Surrogate FAQs

Does embryo transfer hurt?
Not at all. The embryo transfer process is very similar to having a pap smear. The embryo is introduced through a very thin catheter that is inserted through the cervix and positioned at the correct spot in the uterus.
Will I have to use my eggs?
Never. We only deal with gestational surrogacy – that is, carrying a baby that is not biologically related to you in any way. The intended parents will use their own cells, or in the case that they cannot, they will use donor cells. But never yours!
Will I have to take hormones?
Yes, you will have to take hormones temporarily. If you did not, the conditions in your body would not be right to support the embryo and allow it to develop into a baby. However, you will only be on these medications until about 8-10 weeks of pregnancy, when your body takes over.
Do I have to have sex to be a surrogate?
Not at all! The embryos are created in a lab and are transferred into your body via a very clinical medical procedure. In fact, even the intended parents did not have sex to create these embryos. So, there is no need to worry.
Is being a surrogate safe?
Surrogacy is as safe as any other pregnancy. While there are risks involved with every pregnancy, and every pregnancy can potentially be different, the risks with carrying a surrogate baby are equal to carrying your own baby.
Do I have to abstain from sex throughout my pregnancy?

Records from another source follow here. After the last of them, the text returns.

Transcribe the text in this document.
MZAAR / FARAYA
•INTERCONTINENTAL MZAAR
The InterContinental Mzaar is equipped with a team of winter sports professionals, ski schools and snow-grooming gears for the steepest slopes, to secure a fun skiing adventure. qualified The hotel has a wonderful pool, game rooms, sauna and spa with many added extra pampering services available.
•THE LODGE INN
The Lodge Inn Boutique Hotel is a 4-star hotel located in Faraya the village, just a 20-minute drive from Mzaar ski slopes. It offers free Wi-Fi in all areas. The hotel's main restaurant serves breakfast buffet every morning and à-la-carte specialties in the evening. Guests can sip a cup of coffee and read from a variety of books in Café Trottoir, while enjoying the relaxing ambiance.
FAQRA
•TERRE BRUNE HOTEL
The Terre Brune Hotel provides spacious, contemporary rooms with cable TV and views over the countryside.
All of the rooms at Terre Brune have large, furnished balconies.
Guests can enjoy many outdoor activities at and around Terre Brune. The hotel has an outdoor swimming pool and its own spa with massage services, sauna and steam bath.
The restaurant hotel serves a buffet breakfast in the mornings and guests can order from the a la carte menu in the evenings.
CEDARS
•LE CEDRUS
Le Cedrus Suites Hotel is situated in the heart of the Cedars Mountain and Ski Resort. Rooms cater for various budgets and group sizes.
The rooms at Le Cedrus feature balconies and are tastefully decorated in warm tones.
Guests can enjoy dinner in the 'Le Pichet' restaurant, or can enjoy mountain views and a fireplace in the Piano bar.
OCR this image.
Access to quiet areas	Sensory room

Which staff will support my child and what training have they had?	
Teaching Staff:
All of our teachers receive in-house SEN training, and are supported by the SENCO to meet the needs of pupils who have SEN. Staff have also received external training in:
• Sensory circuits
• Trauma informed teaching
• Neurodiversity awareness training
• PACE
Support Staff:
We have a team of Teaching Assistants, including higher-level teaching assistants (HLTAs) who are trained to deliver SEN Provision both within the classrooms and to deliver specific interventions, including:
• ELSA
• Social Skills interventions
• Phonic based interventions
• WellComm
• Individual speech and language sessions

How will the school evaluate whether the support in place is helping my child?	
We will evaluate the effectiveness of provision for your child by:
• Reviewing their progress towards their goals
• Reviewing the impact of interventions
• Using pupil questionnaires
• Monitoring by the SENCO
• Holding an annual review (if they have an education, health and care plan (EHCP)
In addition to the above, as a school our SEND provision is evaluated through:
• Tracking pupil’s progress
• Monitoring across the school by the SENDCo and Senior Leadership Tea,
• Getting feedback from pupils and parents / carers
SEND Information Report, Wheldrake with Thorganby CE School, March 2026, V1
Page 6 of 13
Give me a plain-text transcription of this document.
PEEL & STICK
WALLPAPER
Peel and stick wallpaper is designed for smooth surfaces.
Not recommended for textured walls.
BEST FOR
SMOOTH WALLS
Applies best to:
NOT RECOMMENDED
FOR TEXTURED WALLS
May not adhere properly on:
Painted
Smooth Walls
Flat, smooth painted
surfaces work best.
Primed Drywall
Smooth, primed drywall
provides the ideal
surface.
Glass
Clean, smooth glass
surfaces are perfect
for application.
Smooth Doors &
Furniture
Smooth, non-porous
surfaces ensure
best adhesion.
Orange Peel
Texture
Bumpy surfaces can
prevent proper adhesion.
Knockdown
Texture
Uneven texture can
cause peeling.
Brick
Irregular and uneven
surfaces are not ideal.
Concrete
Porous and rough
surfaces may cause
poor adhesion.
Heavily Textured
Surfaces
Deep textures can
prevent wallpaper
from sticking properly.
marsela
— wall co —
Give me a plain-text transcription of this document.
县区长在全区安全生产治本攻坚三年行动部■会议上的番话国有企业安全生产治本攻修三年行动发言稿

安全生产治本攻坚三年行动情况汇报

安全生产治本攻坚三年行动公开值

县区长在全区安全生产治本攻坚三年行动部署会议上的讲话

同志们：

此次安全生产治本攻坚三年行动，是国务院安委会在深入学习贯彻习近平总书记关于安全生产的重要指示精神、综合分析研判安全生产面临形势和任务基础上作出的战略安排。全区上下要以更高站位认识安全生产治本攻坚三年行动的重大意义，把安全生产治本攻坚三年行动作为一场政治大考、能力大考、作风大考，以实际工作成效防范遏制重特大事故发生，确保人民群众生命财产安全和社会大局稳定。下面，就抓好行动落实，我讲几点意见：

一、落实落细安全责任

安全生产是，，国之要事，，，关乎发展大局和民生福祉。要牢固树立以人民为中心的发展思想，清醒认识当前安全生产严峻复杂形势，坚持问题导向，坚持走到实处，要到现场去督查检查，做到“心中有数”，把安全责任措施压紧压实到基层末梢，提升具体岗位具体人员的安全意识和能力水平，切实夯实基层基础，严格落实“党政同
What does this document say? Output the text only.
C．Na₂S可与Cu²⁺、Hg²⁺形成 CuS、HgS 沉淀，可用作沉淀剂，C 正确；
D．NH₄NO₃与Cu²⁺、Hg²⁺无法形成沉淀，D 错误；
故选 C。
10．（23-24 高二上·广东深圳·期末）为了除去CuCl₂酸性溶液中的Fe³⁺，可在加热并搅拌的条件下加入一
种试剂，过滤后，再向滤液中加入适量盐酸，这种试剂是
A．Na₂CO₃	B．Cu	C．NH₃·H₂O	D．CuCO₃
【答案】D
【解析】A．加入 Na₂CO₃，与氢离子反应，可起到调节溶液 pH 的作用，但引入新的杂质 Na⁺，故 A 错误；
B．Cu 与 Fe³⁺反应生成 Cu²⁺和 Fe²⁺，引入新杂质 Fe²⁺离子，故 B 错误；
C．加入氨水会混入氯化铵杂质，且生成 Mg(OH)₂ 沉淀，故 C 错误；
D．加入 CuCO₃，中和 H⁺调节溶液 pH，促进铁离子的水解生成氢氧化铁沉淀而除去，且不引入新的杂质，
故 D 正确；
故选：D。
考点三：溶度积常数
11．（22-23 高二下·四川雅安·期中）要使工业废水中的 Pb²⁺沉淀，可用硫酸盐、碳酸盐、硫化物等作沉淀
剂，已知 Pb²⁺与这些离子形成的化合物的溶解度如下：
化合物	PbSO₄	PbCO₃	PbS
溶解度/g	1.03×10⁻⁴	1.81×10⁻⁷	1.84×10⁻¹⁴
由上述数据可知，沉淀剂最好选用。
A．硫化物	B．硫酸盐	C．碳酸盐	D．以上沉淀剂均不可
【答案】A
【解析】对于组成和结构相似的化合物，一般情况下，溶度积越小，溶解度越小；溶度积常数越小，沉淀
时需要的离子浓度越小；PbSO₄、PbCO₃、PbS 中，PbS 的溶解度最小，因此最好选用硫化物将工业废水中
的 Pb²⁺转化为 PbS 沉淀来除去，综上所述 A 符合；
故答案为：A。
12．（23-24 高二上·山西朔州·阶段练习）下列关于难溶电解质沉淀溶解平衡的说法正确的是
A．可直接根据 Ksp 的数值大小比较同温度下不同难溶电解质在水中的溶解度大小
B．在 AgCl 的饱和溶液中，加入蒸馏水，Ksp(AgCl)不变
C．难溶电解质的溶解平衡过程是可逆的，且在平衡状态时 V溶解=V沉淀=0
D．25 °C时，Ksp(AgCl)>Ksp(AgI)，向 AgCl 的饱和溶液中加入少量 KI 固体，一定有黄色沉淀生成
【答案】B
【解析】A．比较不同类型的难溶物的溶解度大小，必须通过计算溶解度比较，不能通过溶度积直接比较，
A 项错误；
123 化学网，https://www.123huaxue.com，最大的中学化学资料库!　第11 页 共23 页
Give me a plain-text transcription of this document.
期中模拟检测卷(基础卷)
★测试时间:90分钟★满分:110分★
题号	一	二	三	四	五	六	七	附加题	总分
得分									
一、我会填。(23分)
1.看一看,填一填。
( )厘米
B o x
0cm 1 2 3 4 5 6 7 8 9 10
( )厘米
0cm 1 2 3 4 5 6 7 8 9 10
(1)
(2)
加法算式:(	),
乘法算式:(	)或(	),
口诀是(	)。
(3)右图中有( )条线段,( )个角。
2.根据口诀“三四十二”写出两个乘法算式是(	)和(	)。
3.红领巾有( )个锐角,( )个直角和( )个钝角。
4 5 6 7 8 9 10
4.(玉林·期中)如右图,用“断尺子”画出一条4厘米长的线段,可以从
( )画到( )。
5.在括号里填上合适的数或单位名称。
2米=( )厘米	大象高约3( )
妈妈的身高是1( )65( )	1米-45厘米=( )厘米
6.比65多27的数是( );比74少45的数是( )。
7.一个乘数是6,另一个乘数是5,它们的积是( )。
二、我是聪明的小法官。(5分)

No, you don’t. The only time you do have to abstain is from the start of your medication cycle, until the first ultrasound. Following that, you may resume normal sexual activity, but ONLY with the partner that was screened alongside you at your medical screening. Multiple partners are a breach of contract and could potentially harm the baby if you were to contract a serious sexually transmitted disease.
Do I get paid for being a surrogate? When will I get paid?
Yes, surrogacy is generally compensated and just how much will be outlined in your gestational carrier agreement (contract). Usually, you will begin to receive your non-accountable monthly allowance on the first of the month following legal clearance, and your pregnancy monthly compensation (large checks) on the first of the month following confirmation of pregnancy. Any bonuses will be added to that month’s check. Please refer to our compensation package for
more information.
How does it feel to give up the baby?
Surrogacy can be a very emotional experience, and every woman deals with it differently. Most of the time, the surrogate has had almost a year to build a relationship with the intended parents, and by the time she gives birth she is overjoyed to give the baby over to his or her parents. Most surrogates want to embark on another journey soon after their first, and from our experience come back to us repeatedly to help out multiple families!